Y soñé. Soñé durante
cien milenios que la superficie de los campos de trigo se extendía sin miedo, y
que el color eléctrico del cielo acariciaba con tacto adormecido el interior
oculto de tus raíces. He soñado con nubes de color rosado que se espesan al
dejar paso al silencio, mientras rayos poderosos de águilas atraviesan como
espadas su centro.
Podría no detenerme nunca más y narrar las imágenes
dolorosas del cerco. Esperar junto al ritmo incesante de tus dedos a colmar un
tiempo muerto. Podría seguir hasta el abismo en el que se deshacen tus oídos y
en el que las manos de un sabio inmortal te recogen para que no alcances nunca
el suelo. Seguiría así por las curvas de la montaña hasta lo más profundo de
una gruta, donde un agua fría y transparente regaría tus labios con dulzura. Y
así, poco a poco, habitaría invisibles rincones de la tierra, donde lo más
profundo abraza con paciencia el firmamento. Y seguiría, sí, sin miedo y sin
consuelo, hasta el día en que desnudada por fin de los obstáculos, podría simplemente
emprender un vuelo sinuoso y otear desde la altura la cumbre de las montañas y
el correr veloz de las aguas por las fisuras de la tierra hasta desembocar en el
mar.

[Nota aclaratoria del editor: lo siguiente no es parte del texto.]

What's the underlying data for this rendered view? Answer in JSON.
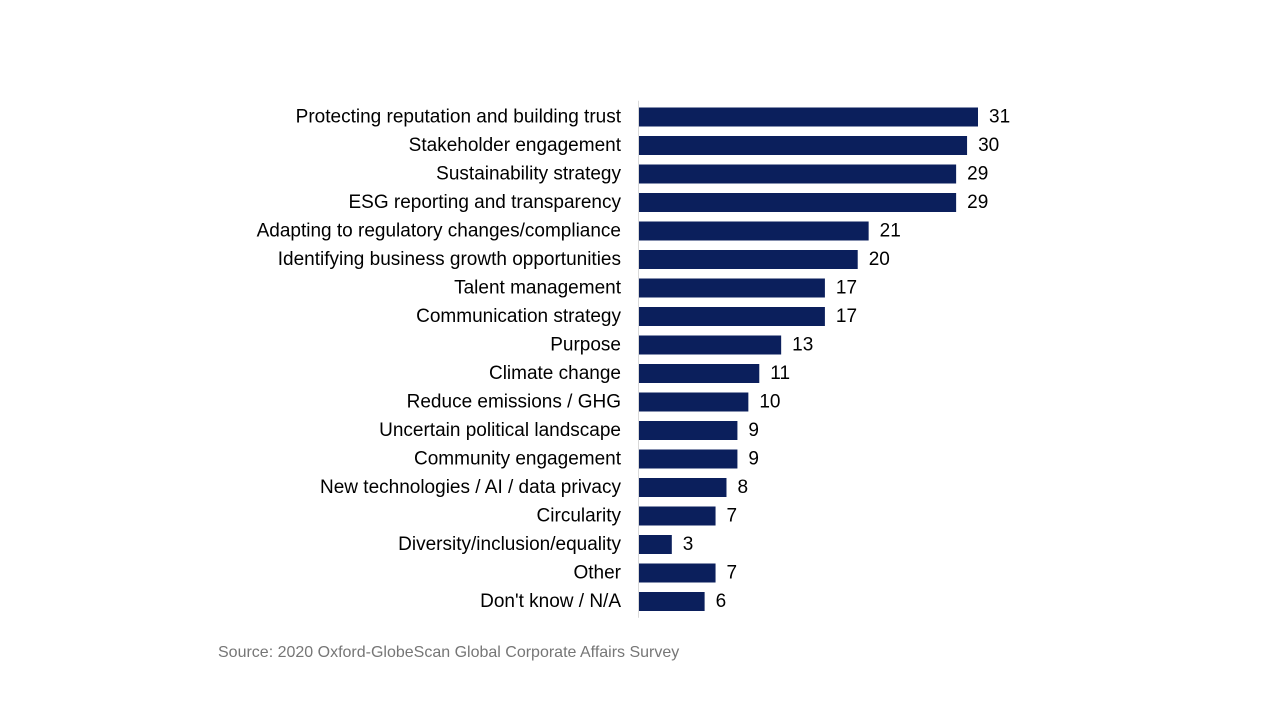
{
  "chart_data": {
    "type": "bar",
    "orientation": "horizontal",
    "categories": [
      "Protecting reputation and building trust",
      "Stakeholder engagement",
      "Sustainability strategy",
      "ESG reporting and transparency",
      "Adapting to regulatory changes/compliance",
      "Identifying business growth opportunities",
      "Talent management",
      "Communication strategy",
      "Purpose",
      "Climate change",
      "Reduce emissions / GHG",
      "Uncertain political landscape",
      "Community engagement",
      "New technologies / AI / data privacy",
      "Circularity",
      "Diversity/inclusion/equality",
      "Other",
      "Don't know / N/A"
    ],
    "values": [
      31,
      30,
      29,
      29,
      21,
      20,
      17,
      17,
      13,
      11,
      10,
      9,
      9,
      8,
      7,
      3,
      7,
      6
    ],
    "xlim": [
      0,
      31
    ],
    "grid": false,
    "legend": "none",
    "bar_color": "#0b1f5c",
    "axis_line_color": "#d9d9d9"
  },
  "source": "Source: 2020 Oxford-GlobeScan Global Corporate Affairs Survey"
}
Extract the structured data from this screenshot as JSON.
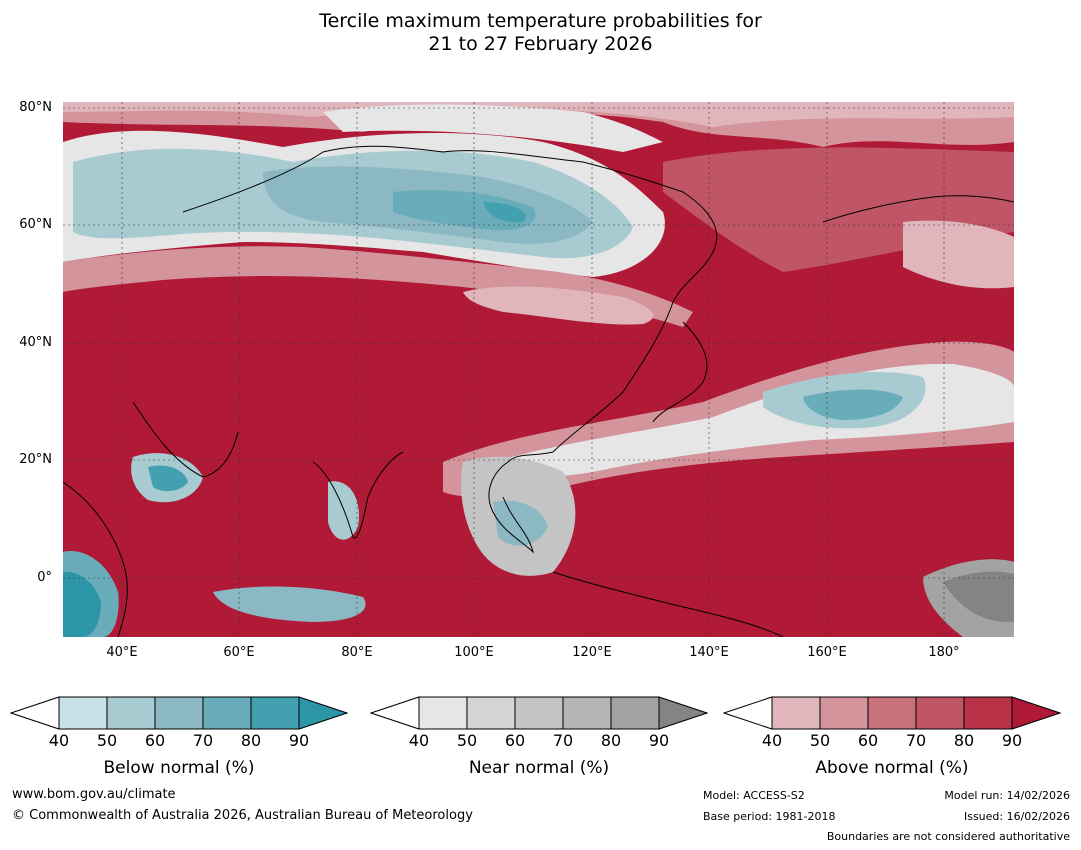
{
  "title_line1": "Tercile maximum temperature probabilities for",
  "title_line2": "21 to 27 February 2026",
  "map": {
    "lon_range": [
      30,
      192
    ],
    "lat_range": [
      -10,
      81
    ],
    "lat_labels": [
      "80°N",
      "60°N",
      "40°N",
      "20°N",
      "0°"
    ],
    "lat_values": [
      80,
      60,
      40,
      20,
      0
    ],
    "lon_labels": [
      "40°E",
      "60°E",
      "80°E",
      "100°E",
      "120°E",
      "140°E",
      "160°E",
      "180°"
    ],
    "lon_values": [
      40,
      60,
      80,
      100,
      120,
      140,
      160,
      180
    ],
    "grid": true
  },
  "colorbars": [
    {
      "label": "Below normal (%)",
      "ticks": [
        "40",
        "50",
        "60",
        "70",
        "80",
        "90"
      ],
      "colors": [
        "#ffffff",
        "#c8e1e7",
        "#a8cad1",
        "#8cb8c4",
        "#6aadba",
        "#43a0b0",
        "#2c96a8"
      ]
    },
    {
      "label": "Near normal (%)",
      "ticks": [
        "40",
        "50",
        "60",
        "70",
        "80",
        "90"
      ],
      "colors": [
        "#ffffff",
        "#e6e6e6",
        "#d5d5d5",
        "#c4c4c4",
        "#b5b5b5",
        "#a3a3a3",
        "#848484"
      ]
    },
    {
      "label": "Above normal (%)",
      "ticks": [
        "40",
        "50",
        "60",
        "70",
        "80",
        "90"
      ],
      "colors": [
        "#ffffff",
        "#e0b6bc",
        "#d4949b",
        "#c9727c",
        "#c05565",
        "#b83348",
        "#b01a37"
      ]
    }
  ],
  "footer": {
    "url": "www.bom.gov.au/climate",
    "copyright": "© Commonwealth of Australia 2026, Australian Bureau of Meteorology",
    "model": "Model: ACCESS-S2",
    "base_period": "Base period: 1981-2018",
    "model_run": "Model run: 14/02/2026",
    "issued": "Issued: 16/02/2026",
    "disclaimer": "Boundaries are not considered authoritative"
  }
}
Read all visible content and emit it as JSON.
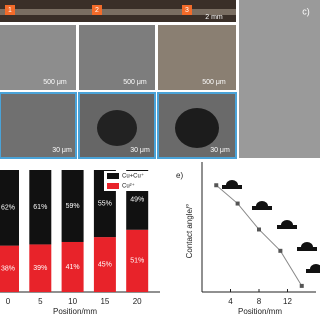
{
  "images": {
    "region_labels": [
      "1",
      "2",
      "3"
    ],
    "top_scale": "2 mm",
    "scale_bars": [
      "500 μm",
      "500 μm",
      "500 μm",
      "30 μm",
      "30 μm",
      "30 μm"
    ],
    "panel_label": "c)"
  },
  "chart_data": [
    {
      "type": "stacked-bar",
      "x_label": "Position/mm",
      "categories": [
        "0",
        "5",
        "10",
        "15",
        "20"
      ],
      "ylim": [
        0,
        100
      ],
      "legend": "top-right",
      "series": [
        {
          "name": "Cu+Cu⁺",
          "color": "#111111",
          "values": [
            62,
            61,
            59,
            55,
            49
          ],
          "value_labels": [
            "62%",
            "61%",
            "59%",
            "55%",
            "49%"
          ]
        },
        {
          "name": "Cu²⁺",
          "color": "#e8232a",
          "values": [
            38,
            39,
            41,
            45,
            51
          ],
          "value_labels": [
            "38%",
            "39%",
            "41%",
            "45%",
            "51%"
          ]
        }
      ]
    },
    {
      "type": "line",
      "panel_label": "e)",
      "x_label": "Position/mm",
      "y_label": "Contact angle/°",
      "x": [
        2,
        5,
        8,
        11,
        14
      ],
      "xlim": [
        0,
        16
      ],
      "xticks": [
        4,
        8,
        12
      ],
      "ylim": [
        0,
        80
      ],
      "series": [
        {
          "color": "#555555",
          "values": [
            70,
            58,
            41,
            27,
            4
          ]
        }
      ]
    }
  ]
}
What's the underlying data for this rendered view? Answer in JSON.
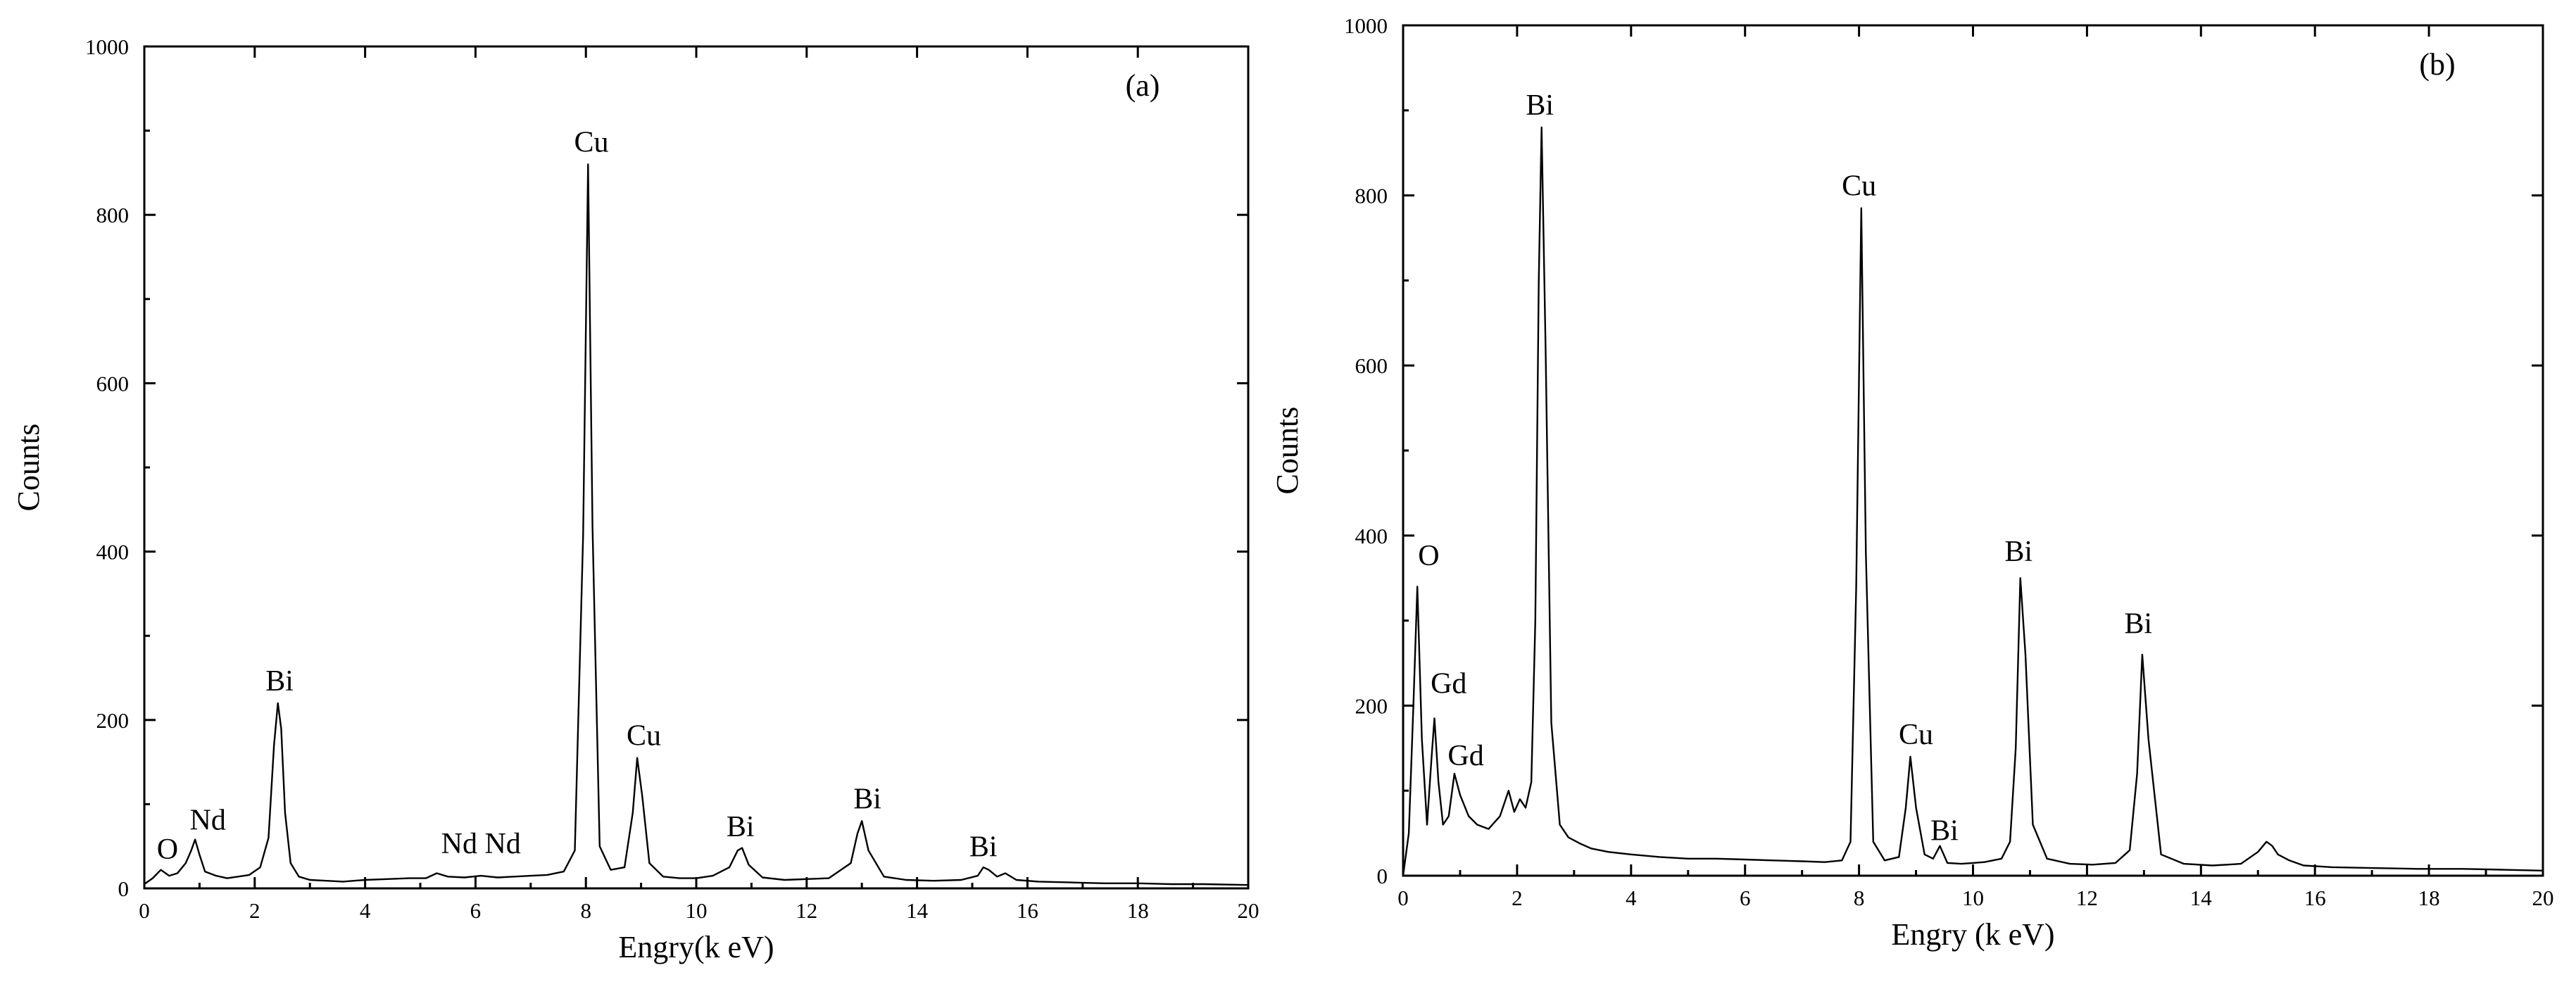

Y arrojarme con violencia en un golpe seco y partir en dos mitades la
superficie del agua que con avidez de ángel de plata devoraría como si de un
manjar se tratara. Y, así, engullido por la densidad azulada, mi
cuerpo podría emerger de nuevo hacia la altura y precipitarse desde allí hacia
un fondo cada vez más ciego.
- Y todo eso, ¿para qué?
Porque en el corazón del silencio habita un viento
huracanado que agita y que sacude, que abraza en un amor estremecido para
convertirte en un poco más de lo que has sido. Y ese poco más no es sino una
parte de la brisa poderosa que con su movimiento apenas perceptible produce el
temblor en la base de las montañas y alimenta de savia a los árboles que siguen
empeñados en hendir en lo más profundo sus raíces.